Following on from a stellar 2013, investors' hopes were high for the new year with some economists forecasting the index to climb as high as 6000 points.
Instead, it has been a disappointing start to the year with the S&P/ASX 200 (Index: ^AXJO) (ASX: XJO) falling for four consecutive weeks to record its worst January in four years.
The market experienced a fall of 2.9% over the month as the US Federal Reserve continued to taper its bond-buying program that has been fuelling global liquidity in recent years.
Chinese manufacturing data also played on investors' confidence with signs that demand for Australia's iron ore and coal exports could fall. This has, of course, impacted commodity prices with iron ore falling from US$134.20 a tonne to US$122.60 a tonne with further falls predicted.
As a result, BHP Billiton Limited (ASX: BHP) and Rio Tinto Limited (ASX: RIO) fell 3.7% each, while Fortescue Metals Group Limited (ASX: FMG) plummeted 8.4% over the course of the month.
Meanwhile, Australia's major banks have also experienced a setback since the beginning of the year, after driving the market up 15% in 2013. Each of the banks appear to be overpriced currently and investors will await their upcoming half-year results to determine whether earnings growth will support current share prices.
Australia and New Zealand Banking Group (ASX: ANZ) fell the most with its shares conceding 5.9%, while Commonwealth Bank of Australia (ASX: CBA), Westpac Banking Corp (ASX: WBC) and National Australia Bank Ltd (ASX: NAB) each fell between 3.8% and 4.2%. Telecommunications giant Telstra Corporation Ltd (ASX: TLS) also fell 2.5%, finishing the month trading at $5.14 per share.
The worst performing sector for the month was consumer goods and services which experienced a 4.5% plunge as a number of retailers released rather disappointing results. The Reject Shop Ltd (ASX: TRS) and Super Retail Group Ltd (ASX: SUL) dumped 35.3% and 19.4%. Even JB Hi-Fi Limited (ASX: JBH) which released a rather impressive trading update couldn't escape the market's wrath, falling 16.3%.

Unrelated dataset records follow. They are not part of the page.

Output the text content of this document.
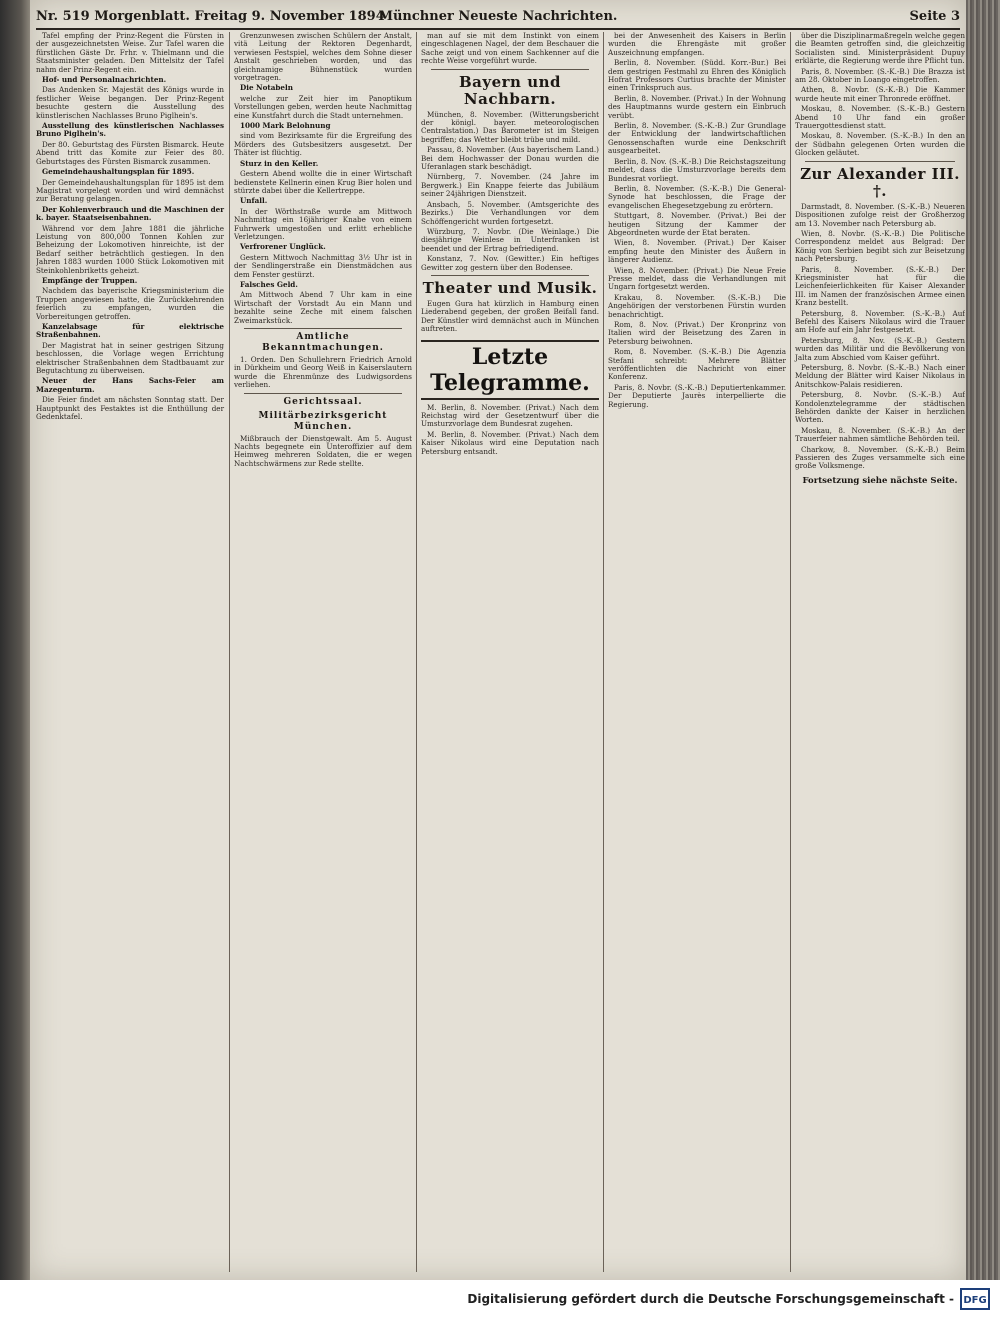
Nr. 519 Morgenblatt. Freitag 9. November 1894
Münchner Neueste Nachrichten.	Seite 3

Tafel empfing der Prinz-Regent die Fürsten in der ausgezeichnetsten Weise. Zur Tafel waren die fürstlichen Gäste Dr. Frhr. v. Thielmann und die Staatsminister geladen. Den Mittelsitz der Tafel nahm der Prinz-Regent ein.

Hof- und Personalnachrichten.

Das Andenken Sr. Majestät des Königs wurde in festlicher Weise begangen. Der Prinz-Regent besuchte gestern die Ausstellung des künstlerischen Nachlasses Bruno Piglhein's.

Ausstellung des künstlerischen Nachlasses Bruno Piglhein's.

Der 80. Geburtstag des Fürsten Bismarck. Heute Abend tritt das Komite zur Feier des 80. Geburtstages des Fürsten Bismarck zusammen.

Gemeindehaushaltungsplan für 1895.

Der Gemeindehaushaltungsplan für 1895 ist dem Magistrat vorgelegt worden und wird demnächst zur Beratung gelangen.

Der Kohlenverbrauch und die Maschinen der k. bayer. Staatseisenbahnen.

Während vor dem Jahre 1881 die jährliche Leistung von 800,000 Tonnen Kohlen zur Beheizung der Lokomotiven hinreichte, ist der Bedarf seither beträchtlich gestiegen. In den Jahren 1883 wurden 1000 Stück Lokomotiven mit Steinkohlenbriketts geheizt.

Empfänge der Truppen.

Nachdem das bayerische Kriegsministerium die Truppen angewiesen hatte, die Zurückkehrenden feierlich zu empfangen, wurden die Vorbereitungen getroffen.

Kanzelabsage für elektrische Straßenbahnen.

Der Magistrat hat in seiner gestrigen Sitzung beschlossen, die Vorlage wegen Errichtung elektrischer Straßenbahnen dem Stadtbauamt zur Begutachtung zu überweisen.

Neuer der Hans Sachs-Feier am Mazegenturm.

Die Feier findet am nächsten Sonntag statt. Der Hauptpunkt des Festaktes ist die Enthüllung der Gedenktafel.

Grenzunwesen zwischen Schülern der Anstalt, vitä Leitung der Rektoren Degenhardt, verwiesen Festspiel, welches dem Sohne dieser Anstalt geschrieben worden, und das gleichnamige Bühnenstück wurden vorgetragen.

Die Notabeln

welche zur Zeit hier im Panoptikum Vorstellungen geben, werden heute Nachmittag eine Kunstfahrt durch die Stadt unternehmen.

1000 Mark Belohnung

sind vom Bezirksamte für die Ergreifung des Mörders des Gutsbesitzers ausgesetzt. Der Thäter ist flüchtig.

Sturz in den Keller.

Gestern Abend wollte die in einer Wirtschaft bedienstete Kellnerin einen Krug Bier holen und stürzte dabei über die Kellertreppe.

Unfall.

In der Wörthstraße wurde am Mittwoch Nachmittag ein 16jähriger Knabe von einem Fuhrwerk umgestoßen und erlitt erhebliche Verletzungen.

Verfrorener Unglück.

Gestern Mittwoch Nachmittag 3½ Uhr ist in der Sendlingerstraße ein Dienstmädchen aus dem Fenster gestürzt.

Falsches Geld.

Am Mittwoch Abend 7 Uhr kam in eine Wirtschaft der Vorstadt Au ein Mann und bezahlte seine Zeche mit einem falschen Zweimarkstück.

Amtliche Bekanntmachungen.

1. Orden. Den Schullehrern Friedrich Arnold in Dürkheim und Georg Weiß in Kaiserslautern wurde die Ehrenmünze des Ludwigsordens verliehen.

Gerichtssaal.
Militärbezirksgericht München.

Mißbrauch der Dienstgewalt. Am 5. August Nachts begegnete ein Unteroffizier auf dem Heimweg mehreren Soldaten, die er wegen Nachtschwärmens zur Rede stellte.

man auf sie mit dem Instinkt von einem eingeschlagenen Nagel, der dem Beschauer die Sache zeigt und von einem Sachkenner auf die rechte Weise vorgeführt wurde.

Bayern und Nachbarn.

München, 8. November. (Witterungsbericht der königl. bayer. meteorologischen Centralstation.) Das Barometer ist im Steigen begriffen; das Wetter bleibt trübe und mild.

Passau, 8. November. (Aus bayerischem Land.) Bei dem Hochwasser der Donau wurden die Uferanlagen stark beschädigt.

Nürnberg, 7. November. (24 Jahre im Bergwerk.) Ein Knappe feierte das Jubiläum seiner 24jährigen Dienstzeit.

Ansbach, 5. November. (Amtsgerichte des Bezirks.) Die Verhandlungen vor dem Schöffengericht wurden fortgesetzt.

Würzburg, 7. Novbr. (Die Weinlage.) Die diesjährige Weinlese in Unterfranken ist beendet und der Ertrag befriedigend.

Konstanz, 7. Nov. (Gewitter.) Ein heftiges Gewitter zog gestern über den Bodensee.

Theater und Musik.

Eugen Gura hat kürzlich in Hamburg einen Liederabend gegeben, der großen Beifall fand. Der Künstler wird demnächst auch in München auftreten.

Letzte Telegramme.

M. Berlin, 8. November. (Privat.) Nach dem Reichstag wird der Gesetzentwurf über die Umsturzvorlage dem Bundesrat zugehen.

M. Berlin, 8. November. (Privat.) Nach dem Kaiser Nikolaus wird eine Deputation nach Petersburg entsandt.

bei der Anwesenheit des Kaisers in Berlin wurden die Ehrengäste mit großer Auszeichnung empfangen.

Berlin, 8. November. (Südd. Korr.-Bur.) Bei dem gestrigen Festmahl zu Ehren des Königlich Hofrat Professors Curtius brachte der Minister einen Trinkspruch aus.

Berlin, 8. November. (Privat.) In der Wohnung des Hauptmanns wurde gestern ein Einbruch verübt.

Berlin, 8. November. (S.-K.-B.) Zur Grundlage der Entwicklung der landwirtschaftlichen Genossenschaften wurde eine Denkschrift ausgearbeitet.

Berlin, 8. Nov. (S.-K.-B.) Die Reichstagszeitung meldet, dass die Umsturzvorlage bereits dem Bundesrat vorliegt.

Berlin, 8. November. (S.-K.-B.) Die General-Synode hat beschlossen, die Frage der evangelischen Ehegesetzgebung zu erörtern.

Stuttgart, 8. November. (Privat.) Bei der heutigen Sitzung der Kammer der Abgeordneten wurde der Etat beraten.

Wien, 8. November. (Privat.) Der Kaiser empfing heute den Minister des Äußern in längerer Audienz.

Wien, 8. November. (Privat.) Die Neue Freie Presse meldet, dass die Verhandlungen mit Ungarn fortgesetzt werden.

Krakau, 8. November. (S.-K.-B.) Die Angehörigen der verstorbenen Fürstin wurden benachrichtigt.

Rom, 8. Nov. (Privat.) Der Kronprinz von Italien wird der Beisetzung des Zaren in Petersburg beiwohnen.

Rom, 8. November. (S.-K.-B.) Die Agenzia Stefani schreibt: Mehrere Blätter veröffentlichten die Nachricht von einer Konferenz.

Paris, 8. Novbr. (S.-K.-B.) Deputiertenkammer. Der Deputierte Jaurès interpellierte die Regierung.

über die Disziplinarmaßregeln welche gegen die Beamten getroffen sind, die gleichzeitig Socialisten sind. Ministerpräsident Dupuy erklärte, die Regierung werde ihre Pflicht tun.

Paris, 8. November. (S.-K.-B.) Die Brazza ist am 28. Oktober in Loango eingetroffen.

Athen, 8. Novbr. (S.-K.-B.) Die Kammer wurde heute mit einer Thronrede eröffnet.

Moskau, 8. November. (S.-K.-B.) Gestern Abend 10 Uhr fand ein großer Trauergottesdienst statt.

Moskau, 8. November. (S.-K.-B.) In den an der Südbahn gelegenen Orten wurden die Glocken geläutet.

Zur Alexander III. †.

Darmstadt, 8. November. (S.-K.-B.) Neueren Dispositionen zufolge reist der Großherzog am 13. November nach Petersburg ab.

Wien, 8. Novbr. (S.-K.-B.) Die Politische Correspondenz meldet aus Belgrad: Der König von Serbien begibt sich zur Beisetzung nach Petersburg.

Paris, 8. November. (S.-K.-B.) Der Kriegsminister hat für die Leichenfeierlichkeiten für Kaiser Alexander III. im Namen der französischen Armee einen Kranz bestellt.

Petersburg, 8. November. (S.-K.-B.) Auf Befehl des Kaisers Nikolaus wird die Trauer am Hofe auf ein Jahr festgesetzt.

Petersburg, 8. Nov. (S.-K.-B.) Gestern wurden das Militär und die Bevölkerung von Jalta zum Abschied vom Kaiser geführt.

Petersburg, 8. Novbr. (S.-K.-B.) Nach einer Meldung der Blätter wird Kaiser Nikolaus in Anitschkow-Palais residieren.

Petersburg, 8. Novbr. (S.-K.-B.) Auf Kondolenztelegramme der städtischen Behörden dankte der Kaiser in herzlichen Worten.

Moskau, 8. November. (S.-K.-B.) An der Trauerfeier nahmen sämtliche Behörden teil.

Charkow, 8. November. (S.-K.-B.) Beim Passieren des Zuges versammelte sich eine große Volksmenge.

Fortsetzung siehe nächste Seite.
Digitalisierung gefördert durch die Deutsche Forschungsgemeinschaft - DFG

From the top 200 companies, Ten Network Holdings Limited (ASX: TEN) was the best performing stock with a 26.8% gain (largely thanks to its strong Big Bash cricket ratings), while Forge Group Limited (ASX: FGE) was the worst, plummeting 26.3%.
Foolish takeaway
Particularly after such a bullish run, it's not abnormal to be feeling flat after a fairly bearish period. While there is no way of knowing whether there are further losses around the corner, investors can be sure that there are stocks trading at heavy discounts just waiting to be picked-up.